By Christopher Goodfellow

Ed Miliband needs to emulate President Carter and develop a misery index that gets to the heart of the electorate’s concerns about the economy.

The Labour leader’s position on the economy has been routinely derided by the Conservatives. Whether he’s tried to win the argument by talking about household bills, austerity or debt the most enduring narrative remains that the Tories took the tough choices to clear up Labour’s mess.

The cost of living crisis is a start, but Ed needs to support his economic arguments with a simple metric that capture’s voters' discontent, is easy to express and has a catchy name. Ed needs a misery index.

The concept played a crucial role in the US elections during 70s and 80s because it was so effective in highlighting the electorate’s two key concerns: inflation and unemployment.

Jimmy Carter first used it as a candidate in 1976, when the sum of the two factors reached 12.5%, saying that "no man with that size misery index had a right to seek re-election" (Ronald Reagan trounced Carter four years later when the index stood at 20%, highlighting this failure in the TV debates).

Arthur Okun invented the misery index as the discomfort index when the US was mired in stagflation and a poll showed the public rated economists' forecasting ability on a par with astrologers. That’s according to Alan Greenspan's account, who added: "This made me wonder what astrologers had done wrong."

Today we’re faced with weak forecasting and the challenge of having a reasonable discussion about austerity. In debates about government spending even the difference between debt and the deficit gets confused (lest we forget Cameron mixed them up in a party political broadcast), before we start talking about how to measure the structural deficit or fiscal multipliers.

The recession's impact on unemployment pushed the UK's misery index into double digits for the first time in eight years. That said, the fall in inflation since the start of the 90s insured that whatever happens it'll never be as scary as when it peaked in the mid-70s and early-80s, and some other version of Okun’s idea needs to be developed.

I’d suggest the change in average wages minus the change in inflation. The stark reality is that inflation has been outstripping wage growth since June 2008 and we’ve been getting poorer in a very real sense.

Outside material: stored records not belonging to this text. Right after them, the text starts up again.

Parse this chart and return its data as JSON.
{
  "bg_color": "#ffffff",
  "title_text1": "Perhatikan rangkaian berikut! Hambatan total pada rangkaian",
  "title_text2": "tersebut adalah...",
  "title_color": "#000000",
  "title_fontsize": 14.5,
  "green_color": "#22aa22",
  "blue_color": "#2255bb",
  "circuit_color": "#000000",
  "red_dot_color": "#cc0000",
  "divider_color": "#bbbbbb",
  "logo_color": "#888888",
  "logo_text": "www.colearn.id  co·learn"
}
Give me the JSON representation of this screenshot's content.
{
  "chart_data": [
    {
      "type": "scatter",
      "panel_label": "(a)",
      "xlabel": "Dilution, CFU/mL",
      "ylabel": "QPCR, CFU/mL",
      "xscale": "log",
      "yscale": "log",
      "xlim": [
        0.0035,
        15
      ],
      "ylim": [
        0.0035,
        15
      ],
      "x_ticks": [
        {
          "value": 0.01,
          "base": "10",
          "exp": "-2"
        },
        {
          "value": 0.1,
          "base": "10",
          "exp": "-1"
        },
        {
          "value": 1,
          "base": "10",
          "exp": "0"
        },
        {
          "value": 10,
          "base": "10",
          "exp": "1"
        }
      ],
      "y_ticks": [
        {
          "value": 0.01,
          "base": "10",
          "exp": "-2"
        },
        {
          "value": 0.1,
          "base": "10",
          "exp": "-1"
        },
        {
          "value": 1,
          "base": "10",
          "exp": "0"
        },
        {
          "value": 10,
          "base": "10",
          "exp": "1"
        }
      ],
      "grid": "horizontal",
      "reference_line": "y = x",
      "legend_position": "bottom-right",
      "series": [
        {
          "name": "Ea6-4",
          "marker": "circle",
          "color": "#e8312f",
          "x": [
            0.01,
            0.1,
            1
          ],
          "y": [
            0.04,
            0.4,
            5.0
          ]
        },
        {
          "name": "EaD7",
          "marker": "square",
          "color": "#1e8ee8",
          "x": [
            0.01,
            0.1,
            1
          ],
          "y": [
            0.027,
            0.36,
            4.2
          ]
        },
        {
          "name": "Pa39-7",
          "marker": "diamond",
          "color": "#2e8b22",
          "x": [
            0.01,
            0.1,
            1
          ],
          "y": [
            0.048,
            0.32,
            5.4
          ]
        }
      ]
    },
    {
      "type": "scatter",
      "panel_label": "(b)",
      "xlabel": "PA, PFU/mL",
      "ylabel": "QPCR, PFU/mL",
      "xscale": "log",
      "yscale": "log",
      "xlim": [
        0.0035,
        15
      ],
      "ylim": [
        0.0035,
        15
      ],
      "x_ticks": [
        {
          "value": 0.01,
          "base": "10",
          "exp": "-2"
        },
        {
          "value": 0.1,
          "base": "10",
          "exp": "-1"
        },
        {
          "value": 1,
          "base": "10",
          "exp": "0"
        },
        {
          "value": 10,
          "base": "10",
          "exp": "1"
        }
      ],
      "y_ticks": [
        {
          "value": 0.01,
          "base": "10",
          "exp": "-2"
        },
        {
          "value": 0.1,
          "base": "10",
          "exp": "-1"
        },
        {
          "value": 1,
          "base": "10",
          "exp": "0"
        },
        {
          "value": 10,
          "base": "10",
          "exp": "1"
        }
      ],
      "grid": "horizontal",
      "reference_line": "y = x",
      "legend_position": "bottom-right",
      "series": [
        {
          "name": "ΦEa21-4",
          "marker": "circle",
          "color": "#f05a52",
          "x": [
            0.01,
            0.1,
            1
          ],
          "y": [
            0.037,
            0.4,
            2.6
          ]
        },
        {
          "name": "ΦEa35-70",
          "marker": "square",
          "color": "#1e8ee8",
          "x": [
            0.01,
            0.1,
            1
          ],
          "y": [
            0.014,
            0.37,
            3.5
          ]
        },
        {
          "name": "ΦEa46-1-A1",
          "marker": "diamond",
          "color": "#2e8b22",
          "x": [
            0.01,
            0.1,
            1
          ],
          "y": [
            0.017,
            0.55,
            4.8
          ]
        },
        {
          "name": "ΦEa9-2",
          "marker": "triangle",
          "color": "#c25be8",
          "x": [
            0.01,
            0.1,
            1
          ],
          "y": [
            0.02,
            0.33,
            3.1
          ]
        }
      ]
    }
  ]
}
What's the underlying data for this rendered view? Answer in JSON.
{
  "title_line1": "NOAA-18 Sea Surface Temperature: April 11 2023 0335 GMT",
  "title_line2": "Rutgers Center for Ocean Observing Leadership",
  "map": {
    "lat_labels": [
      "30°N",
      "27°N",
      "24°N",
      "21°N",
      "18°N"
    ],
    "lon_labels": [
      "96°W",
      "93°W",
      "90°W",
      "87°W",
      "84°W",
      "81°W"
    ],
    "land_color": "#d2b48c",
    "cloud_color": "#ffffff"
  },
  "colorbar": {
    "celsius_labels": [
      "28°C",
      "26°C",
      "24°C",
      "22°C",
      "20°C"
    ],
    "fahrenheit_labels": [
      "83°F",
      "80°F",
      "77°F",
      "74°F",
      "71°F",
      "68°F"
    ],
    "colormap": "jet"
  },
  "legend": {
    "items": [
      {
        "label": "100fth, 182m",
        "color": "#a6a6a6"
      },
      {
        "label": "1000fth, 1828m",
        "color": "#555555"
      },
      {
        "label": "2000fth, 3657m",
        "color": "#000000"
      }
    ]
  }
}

This index might turn positive on a year-on-year basis by the end of 2014, but undoing five years of falling spending power, of misery, will take time. And I’ll leave refining the approach to whomever Ed pays to read the newspapers.

The point is it should have been easy for Labour to lament the Tories on the economy and the impact of the cuts – remember when Mervyn King said the extent of fiscal austerity needed meant the party that won in 2010 would be out of power for a generation? What I’m interested in is more the concept, the idea that you can control the debate by framing it in a measurement of success or failure of your choice, provided it’s simple to convey and hits upon a popular sentiment.